C. difficile disease, often associated with use of antimicrobial medications, may now be causing 500,000 U.S. nursing-home and hospital-onset cases a year and contributing to more than 20,000 deaths, Clifford McDonald, MD, said in Bethesda, Md., at the annual conference on antimicrobial resistance, sponsored by the National Foundation for Infectious Diseases.
That is an extrapolation from reports from Ohio, McDonald said, where C. difficile in hospital or nursing-home patients was a reportable disease during 2006, due to public pressure arising after prominent outbreaks in the Cleveland area. Fred Tenover, PhD, head of CDC's Office of Antimicrobial Resistance, also cited the Ohio data in telling a June 24 Senate committee hearing that C. difficile is perhaps contributing to 15,000 to 30,000 deaths per year. Ohio recorded 14,100 cases in 2006, with 6,200 in hospitals and 7,900 in nursing homes. McDonald said the state also looked at its death certificates and found a marked increase in mortality related to the disease, with about 500 deaths in which the disease was reported as the primary underlying cause and a total of nearly 900 deaths for which the disease was included in any reported cause of death.

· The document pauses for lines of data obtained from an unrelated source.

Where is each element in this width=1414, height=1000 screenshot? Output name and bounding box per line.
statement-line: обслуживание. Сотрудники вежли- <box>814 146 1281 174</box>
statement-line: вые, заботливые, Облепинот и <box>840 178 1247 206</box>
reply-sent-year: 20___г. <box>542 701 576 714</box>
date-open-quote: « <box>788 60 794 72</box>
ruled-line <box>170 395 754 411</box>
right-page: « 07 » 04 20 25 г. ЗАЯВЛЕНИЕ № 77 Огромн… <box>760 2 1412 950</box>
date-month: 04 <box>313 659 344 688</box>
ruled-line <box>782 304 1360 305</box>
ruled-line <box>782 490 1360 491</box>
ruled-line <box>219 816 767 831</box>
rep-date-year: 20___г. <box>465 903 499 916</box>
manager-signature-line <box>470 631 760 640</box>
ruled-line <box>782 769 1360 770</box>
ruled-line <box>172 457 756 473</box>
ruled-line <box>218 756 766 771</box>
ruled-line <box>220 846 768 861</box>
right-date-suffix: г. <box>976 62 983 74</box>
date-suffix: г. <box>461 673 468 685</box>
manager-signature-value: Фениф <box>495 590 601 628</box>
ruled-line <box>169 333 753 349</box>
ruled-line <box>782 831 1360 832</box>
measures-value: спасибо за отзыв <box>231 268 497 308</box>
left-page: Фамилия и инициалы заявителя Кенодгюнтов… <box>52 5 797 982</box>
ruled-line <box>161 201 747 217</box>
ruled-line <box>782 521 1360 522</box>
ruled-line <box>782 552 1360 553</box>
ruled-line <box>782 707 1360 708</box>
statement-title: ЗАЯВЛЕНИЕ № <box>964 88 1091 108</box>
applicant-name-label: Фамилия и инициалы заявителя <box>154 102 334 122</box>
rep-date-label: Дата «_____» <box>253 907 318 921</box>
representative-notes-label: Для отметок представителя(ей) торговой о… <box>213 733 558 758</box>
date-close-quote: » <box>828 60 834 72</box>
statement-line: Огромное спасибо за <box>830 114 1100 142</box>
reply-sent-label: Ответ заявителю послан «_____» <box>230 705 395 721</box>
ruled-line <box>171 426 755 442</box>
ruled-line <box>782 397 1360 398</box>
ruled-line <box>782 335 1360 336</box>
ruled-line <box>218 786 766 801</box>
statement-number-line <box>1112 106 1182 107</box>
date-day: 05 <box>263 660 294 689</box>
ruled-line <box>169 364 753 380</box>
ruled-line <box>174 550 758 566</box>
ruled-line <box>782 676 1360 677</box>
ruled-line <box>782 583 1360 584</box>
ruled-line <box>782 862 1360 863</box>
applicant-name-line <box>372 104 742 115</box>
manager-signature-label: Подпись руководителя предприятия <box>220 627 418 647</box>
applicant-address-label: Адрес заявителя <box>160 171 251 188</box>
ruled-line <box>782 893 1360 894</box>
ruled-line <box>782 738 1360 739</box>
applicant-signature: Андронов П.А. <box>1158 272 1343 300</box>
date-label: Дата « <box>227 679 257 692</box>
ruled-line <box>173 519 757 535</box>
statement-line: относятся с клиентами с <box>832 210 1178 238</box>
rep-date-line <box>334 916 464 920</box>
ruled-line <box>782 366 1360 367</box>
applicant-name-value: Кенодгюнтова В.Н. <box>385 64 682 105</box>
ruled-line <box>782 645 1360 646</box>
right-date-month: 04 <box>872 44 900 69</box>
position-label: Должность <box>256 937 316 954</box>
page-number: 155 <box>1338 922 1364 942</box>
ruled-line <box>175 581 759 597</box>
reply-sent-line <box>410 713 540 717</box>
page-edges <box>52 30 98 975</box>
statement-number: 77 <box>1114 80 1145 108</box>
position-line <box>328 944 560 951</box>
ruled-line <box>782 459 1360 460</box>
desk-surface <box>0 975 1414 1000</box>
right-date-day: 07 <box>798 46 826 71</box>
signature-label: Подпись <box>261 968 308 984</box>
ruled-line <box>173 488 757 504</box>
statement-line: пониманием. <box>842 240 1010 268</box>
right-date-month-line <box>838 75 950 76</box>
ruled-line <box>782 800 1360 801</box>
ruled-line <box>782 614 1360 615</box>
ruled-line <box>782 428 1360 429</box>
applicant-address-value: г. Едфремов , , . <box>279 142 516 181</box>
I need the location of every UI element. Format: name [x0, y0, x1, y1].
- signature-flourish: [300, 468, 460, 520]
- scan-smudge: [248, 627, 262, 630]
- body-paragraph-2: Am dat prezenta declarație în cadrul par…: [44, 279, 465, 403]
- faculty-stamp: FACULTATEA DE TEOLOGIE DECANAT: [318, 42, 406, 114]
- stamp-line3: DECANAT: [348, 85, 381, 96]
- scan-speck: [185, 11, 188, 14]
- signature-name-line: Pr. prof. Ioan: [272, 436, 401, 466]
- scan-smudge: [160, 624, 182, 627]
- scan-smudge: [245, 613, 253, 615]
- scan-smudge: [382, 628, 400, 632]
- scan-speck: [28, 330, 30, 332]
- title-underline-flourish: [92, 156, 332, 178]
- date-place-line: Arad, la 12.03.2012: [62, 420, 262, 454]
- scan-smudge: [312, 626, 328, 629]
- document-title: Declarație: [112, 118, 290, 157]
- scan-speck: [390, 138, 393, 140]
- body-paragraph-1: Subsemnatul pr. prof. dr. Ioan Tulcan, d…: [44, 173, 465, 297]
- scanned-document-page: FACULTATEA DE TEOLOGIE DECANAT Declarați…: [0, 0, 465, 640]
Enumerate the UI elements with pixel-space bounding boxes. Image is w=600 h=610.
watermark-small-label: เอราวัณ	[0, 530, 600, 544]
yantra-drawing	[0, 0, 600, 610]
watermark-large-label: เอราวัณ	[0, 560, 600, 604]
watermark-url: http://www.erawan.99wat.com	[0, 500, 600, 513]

Displaying a U.S. map with most states in pink, McDonald told attendees that if their states were not pink, "it's probably just because no one has cultured for C. difficile."
Indeed, McDonald said, the fact that the disease is not usually cultured for is "a tremendous, tremendous barrier for us to understand C. difficile from a public health standpoint."
More than 90 percent of hospital laboratories and others are using tests that look for a free toxin to diagnose this, he said, adding that he is not suggesting that the practice is wrong, but "this is why we don't have large data sets of isolates or good historic data to really figure out what happened to us."
Tenover told the Senate committee that challenges to surveillance include limited public health infrastructure for detecting resistance and heavy reliance on hospital microbiology labs for antibiotic resistance data. He said many labs report that they face increasing pressures to cease these services due to limited resources.
He told the committee that CDC will begin to collect data to track C. difficile from healthcare institutions using the National Healthcare Safety Network (NHSN). According to CDC, the NHSN is an Internet-based system that integrates safety surveillance systems for patients and healthcare personnel. It was opened nationally last year for enrollment by hospitals and outpatient hemodialysis centers.
McDonald noted that a Washington University study found histamine-2 blockers and proton pump inhibitors to be independent risk factors. Several large observational studies suggest that these medications, which suppress stomach acid, may increase C. difficile risk, but other studies contradict that. Another risk factor is intravenous (IV) vancomycin, which McDonald said is thought of as a treatment.
But IV vancomycin may just leave people with a low level of exposure in their intestinal tracts, which is probably enough to alter the GI flora but not to suppress the C. difficile growth.
However, the same study also indicates that hospital patients are at higher risk of contracting C. difficile if they are in wards with a higher number of people symptomatic for the disease.